2014.05.22 BIEN db

BIEN Database

May 22, 2014

Notes

The regular call was canceled since Martha had talked to Aaron at length on Tuesday to discuss the next set of work, as well as to Mark to catch up on things.

Disk Space Leak

The snapshots are being restored this week so the disk space leak can be tracked down beginning next week. It takes time for the snapshots to be pulled from the tape backup, so this is proving to be a slow step.

Taxon name validation

Meanwhile, Aaron is doing the scripting necessary to validate taxon names, including rescrubbing them through the new version of TNRS. He and I talked for quite some time yesterday to clarify. We now have the work described in a set of issues in Redmine. The parent issue is #928 and the subtasks are linked from there.

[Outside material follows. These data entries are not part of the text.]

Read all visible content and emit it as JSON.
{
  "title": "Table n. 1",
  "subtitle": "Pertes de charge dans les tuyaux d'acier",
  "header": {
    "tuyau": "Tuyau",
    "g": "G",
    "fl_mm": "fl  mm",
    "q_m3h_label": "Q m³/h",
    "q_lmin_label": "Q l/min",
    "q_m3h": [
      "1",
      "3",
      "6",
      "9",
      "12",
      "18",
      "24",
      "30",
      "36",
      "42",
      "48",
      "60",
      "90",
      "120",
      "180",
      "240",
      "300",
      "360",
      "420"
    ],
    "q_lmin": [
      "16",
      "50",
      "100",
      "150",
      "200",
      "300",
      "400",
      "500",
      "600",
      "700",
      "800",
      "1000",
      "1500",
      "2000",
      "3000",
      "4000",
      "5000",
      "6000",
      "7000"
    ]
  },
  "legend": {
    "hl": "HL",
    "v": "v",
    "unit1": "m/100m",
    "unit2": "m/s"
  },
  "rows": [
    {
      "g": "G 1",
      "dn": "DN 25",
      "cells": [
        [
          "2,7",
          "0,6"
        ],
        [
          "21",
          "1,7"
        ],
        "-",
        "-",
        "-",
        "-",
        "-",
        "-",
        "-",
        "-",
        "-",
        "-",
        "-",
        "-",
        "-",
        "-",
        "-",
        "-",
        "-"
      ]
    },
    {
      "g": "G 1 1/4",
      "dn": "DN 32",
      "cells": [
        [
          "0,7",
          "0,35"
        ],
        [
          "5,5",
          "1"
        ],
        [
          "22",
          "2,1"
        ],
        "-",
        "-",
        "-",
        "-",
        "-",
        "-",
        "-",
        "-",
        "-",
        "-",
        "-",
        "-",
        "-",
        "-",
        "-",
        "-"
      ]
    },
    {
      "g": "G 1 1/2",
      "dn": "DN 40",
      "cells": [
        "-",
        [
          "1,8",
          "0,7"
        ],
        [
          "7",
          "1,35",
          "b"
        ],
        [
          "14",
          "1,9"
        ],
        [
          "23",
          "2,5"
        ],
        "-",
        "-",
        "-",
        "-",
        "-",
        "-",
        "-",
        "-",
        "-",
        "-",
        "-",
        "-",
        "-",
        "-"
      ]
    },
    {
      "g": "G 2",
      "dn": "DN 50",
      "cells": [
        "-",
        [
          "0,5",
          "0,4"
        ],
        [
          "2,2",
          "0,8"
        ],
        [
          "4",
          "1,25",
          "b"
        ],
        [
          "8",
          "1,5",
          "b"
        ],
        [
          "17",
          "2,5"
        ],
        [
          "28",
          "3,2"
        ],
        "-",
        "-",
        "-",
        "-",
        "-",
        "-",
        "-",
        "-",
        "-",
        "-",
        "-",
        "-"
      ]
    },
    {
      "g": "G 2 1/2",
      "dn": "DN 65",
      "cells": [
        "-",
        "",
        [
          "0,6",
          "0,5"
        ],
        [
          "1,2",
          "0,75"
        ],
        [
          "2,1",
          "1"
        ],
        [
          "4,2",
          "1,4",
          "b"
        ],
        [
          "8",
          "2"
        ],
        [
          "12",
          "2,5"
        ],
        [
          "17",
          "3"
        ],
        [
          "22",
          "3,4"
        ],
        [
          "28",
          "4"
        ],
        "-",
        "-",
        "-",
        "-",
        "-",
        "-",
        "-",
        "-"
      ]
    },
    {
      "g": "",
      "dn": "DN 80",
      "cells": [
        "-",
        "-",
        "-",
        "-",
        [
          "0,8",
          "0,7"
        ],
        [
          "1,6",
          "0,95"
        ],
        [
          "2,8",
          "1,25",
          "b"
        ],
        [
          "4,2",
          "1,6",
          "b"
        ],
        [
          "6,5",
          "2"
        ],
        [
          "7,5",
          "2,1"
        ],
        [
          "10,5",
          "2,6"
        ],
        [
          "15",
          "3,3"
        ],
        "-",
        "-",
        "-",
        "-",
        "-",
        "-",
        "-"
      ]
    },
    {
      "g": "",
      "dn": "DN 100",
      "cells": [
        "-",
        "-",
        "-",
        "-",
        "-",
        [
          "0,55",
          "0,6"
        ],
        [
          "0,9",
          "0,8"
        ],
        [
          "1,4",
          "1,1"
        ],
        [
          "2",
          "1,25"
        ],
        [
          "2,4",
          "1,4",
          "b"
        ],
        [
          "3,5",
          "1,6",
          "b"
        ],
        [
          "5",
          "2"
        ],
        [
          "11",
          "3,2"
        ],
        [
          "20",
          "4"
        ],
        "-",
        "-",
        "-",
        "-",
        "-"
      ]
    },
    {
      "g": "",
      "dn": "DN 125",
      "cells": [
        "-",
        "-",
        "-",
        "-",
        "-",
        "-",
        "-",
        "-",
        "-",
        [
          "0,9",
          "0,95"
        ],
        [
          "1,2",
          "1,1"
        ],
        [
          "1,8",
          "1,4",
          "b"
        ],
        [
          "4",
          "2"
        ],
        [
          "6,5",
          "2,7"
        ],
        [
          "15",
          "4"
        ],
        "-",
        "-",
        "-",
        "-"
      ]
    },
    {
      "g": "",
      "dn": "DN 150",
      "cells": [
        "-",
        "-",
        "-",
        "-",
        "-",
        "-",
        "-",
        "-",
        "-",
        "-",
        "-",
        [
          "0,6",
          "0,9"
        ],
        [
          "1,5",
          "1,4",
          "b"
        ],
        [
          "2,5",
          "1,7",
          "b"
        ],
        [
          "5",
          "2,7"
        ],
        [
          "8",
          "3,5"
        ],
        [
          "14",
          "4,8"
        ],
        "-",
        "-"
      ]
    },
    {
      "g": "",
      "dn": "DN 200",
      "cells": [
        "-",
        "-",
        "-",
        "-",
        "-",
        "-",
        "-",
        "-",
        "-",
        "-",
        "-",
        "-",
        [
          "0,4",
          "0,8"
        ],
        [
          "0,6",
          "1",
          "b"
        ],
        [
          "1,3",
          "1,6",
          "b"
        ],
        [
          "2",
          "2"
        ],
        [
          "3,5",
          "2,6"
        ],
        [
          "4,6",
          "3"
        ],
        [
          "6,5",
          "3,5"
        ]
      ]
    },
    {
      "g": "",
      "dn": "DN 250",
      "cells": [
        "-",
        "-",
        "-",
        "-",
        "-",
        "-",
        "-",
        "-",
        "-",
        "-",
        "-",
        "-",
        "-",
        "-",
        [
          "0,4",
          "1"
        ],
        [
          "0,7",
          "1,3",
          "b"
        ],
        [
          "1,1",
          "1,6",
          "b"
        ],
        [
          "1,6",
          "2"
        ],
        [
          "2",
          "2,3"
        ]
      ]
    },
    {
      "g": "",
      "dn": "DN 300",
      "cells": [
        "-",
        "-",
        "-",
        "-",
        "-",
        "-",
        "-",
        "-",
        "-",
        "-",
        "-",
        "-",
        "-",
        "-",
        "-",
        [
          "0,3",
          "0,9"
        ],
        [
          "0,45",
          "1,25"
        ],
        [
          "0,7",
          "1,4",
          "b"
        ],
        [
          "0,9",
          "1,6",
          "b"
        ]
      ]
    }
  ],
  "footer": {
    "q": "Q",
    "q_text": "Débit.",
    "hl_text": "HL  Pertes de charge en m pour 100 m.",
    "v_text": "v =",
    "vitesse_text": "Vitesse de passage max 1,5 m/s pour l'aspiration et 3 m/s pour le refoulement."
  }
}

At a high level, the subtasks are:

  • Make the changes we spelled out when Bob did preliminary taxon name validation #915 and #916.
  • Include morpospecies name formation as part of normalized DB workflow (currently is part of analytical_stem view) #927
  • Make BIEN TNRS client store TNRS metadata as described last June #929.
  • Re-scrub the names as noted in steps 1-3 of using the new version of TNRS (which respires he first redo the schema for the table to store all matches, not just best match from TNRS) #917
  • While the names are re-scrubbing, so the scripting to sort through all matches to find the best match and handle synonyms using the algorithm in step 4-6 of #917. (details of step for forthcoming from Brad)

Aaron expects to be able to begin re-scrubbing names next Wednesday. He'll begin with a smaller test set of names that Brad will send. Re-scrubbing all the BIEN taxon names will take about a week, so we want to make sure things are running correctly before launching the whole enchilada.